Day: April 20, 2010
The Ministry of First-Order Expression
Disquiet responds to Jaron Lanier's cranky-old-man view of artistic originality and its supposed disappearance in the welter of Web 2.0 herd technologies. Lanier pens a theory that could have been a wall label in the Third Reich's degenerate art exhibition: "The distinction between first-order expression and derivative expression is lost on true believers in the hive. First-order expression is when someone presents a whole, a whole that integrates its own worldview and aesthetic. It is something genuinely new in the world. Second-order expression is made of fragmentary reactions to first order-expression."
In response to that comes Disquiet's calm, sane voice, as heard in this excerpt:
--Technology opens a window into habits of the past. Technology may perversely magnify some human traits (witness the crowd mentality of message boards, and the double-edged sword that is online anonymity), but it also, in many cases, simply makes them more apparent. Prince borrowed sped-up vocals from Parliament-Funkadelic and Béla Bartók based his compositions on folk melodies and Bob Dylan purloined lyrics and melodies from the blues and the Beach Boys loved Chuck Berry just a little too self-evidently — these are not isolated incidents, but mere drops in the example pool of how musicians who are seen as exemplars of originality in fact used pre-existing culture in pursuit of their own voice.
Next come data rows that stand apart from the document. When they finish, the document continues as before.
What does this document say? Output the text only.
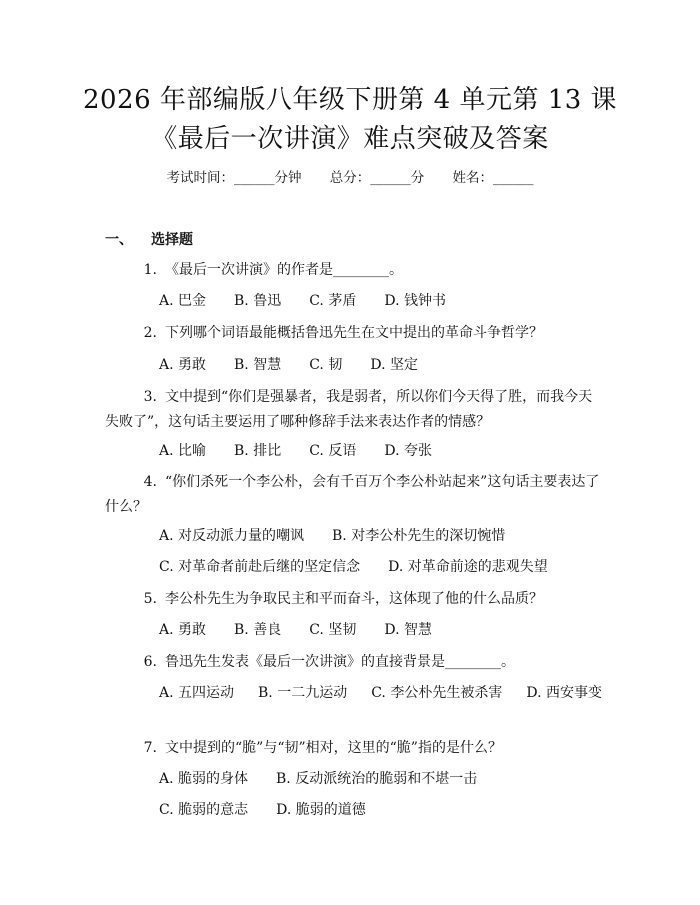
2026 年部编版八年级下册第 4 单元第 13 课
《最后一次讲演》难点突破及答案
考试时间：______分钟 总分：______分 姓名：______
一、 选择题
1. 《最后一次讲演》的作者是________。
A. 巴金 B. 鲁迅 C. 茅盾 D. 钱钟书
2. 下列哪个词语最能概括鲁迅先生在文中提出的革命斗争哲学？
A. 勇敢 B. 智慧 C. 韧 D. 坚定
3. 文中提到“你们是强暴者，我是弱者，所以你们今天得了胜，而我今天失败了”，这句话主要运用了哪种修辞手法来表达作者的情感？
A. 比喻 B. 排比 C. 反语 D. 夸张
4. “你们杀死一个李公朴，会有千百万个李公朴站起来”这句话主要表达了什么？
A. 对反动派力量的嘲讽 B. 对李公朴先生的深切惋惜
C. 对革命者前赴后继的坚定信念 D. 对革命前途的悲观失望
5. 李公朴先生为争取民主和平而奋斗，这体现了他的什么品质？
A. 勇敢 B. 善良 C. 坚韧 D. 智慧
6. 鲁迅先生发表《最后一次讲演》的直接背景是________。
A. 五四运动 B. 一二九运动 C. 李公朴先生被杀害 D. 西安事变
7. 文中提到的“脆”与“韧”相对，这里的“脆”指的是什么？
A. 脆弱的身体 B. 反动派统治的脆弱和不堪一击
C. 脆弱的意志 D. 脆弱的道德
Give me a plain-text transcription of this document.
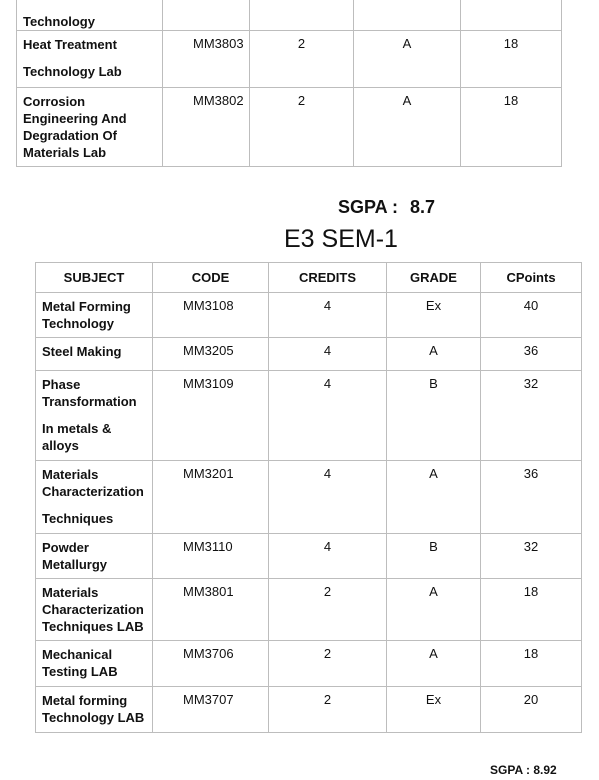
Technology				

Heat Treatment
Technology Lab	MM3803	2	A	18

Corrosion
Engineering And
Degradation Of
Materials Lab	MM3802	2	A	18
SGPA : 8.7
E3 SEM-1
SUBJECT	CODE	CREDITS	GRADE	CPoints

Metal Forming
Technology	MM3108	4	Ex	40

Steel Making	MM3205	4	A	36

Phase
Transformation
In metals &
alloys	MM3109	4	B	32

Materials
Characterization
Techniques	MM3201	4	A	36

Powder
Metallurgy	MM3110	4	B	32

Materials
Characterization
Techniques LAB	MM3801	2	A	18

Mechanical
Testing LAB	MM3706	2	A	18

Metal forming
Technology LAB	MM3707	2	Ex	20
SGPA : 8.92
Every bands starts out as a cover band.
--Go beyond the (newly Balkanized) pop charts, and there is a vast expanse of music built from randomness, from shards of sound, from an exploration of silence (digitally enabled silence), from interactive technologies, and, yes, from pre-existing source material (not just from recorded music, aka samples, but from data turned into sound). We are not at the end of musical history, nor is it in sight. Enchanted by new tools, we may be basking for the moment in that very newness, but only to make sense of them, to adopt them into our practice. We may as a culture simply be covering the past as we give those tools a test ride.
See also Daniel Albright on Poulenc and Surrealist Music: giants of second-order expression have been around for a while. Jungle drum and bass is an example of a new (now old) kind of pop music that was developed by faceless scenesters rather than first-order ubermenschen.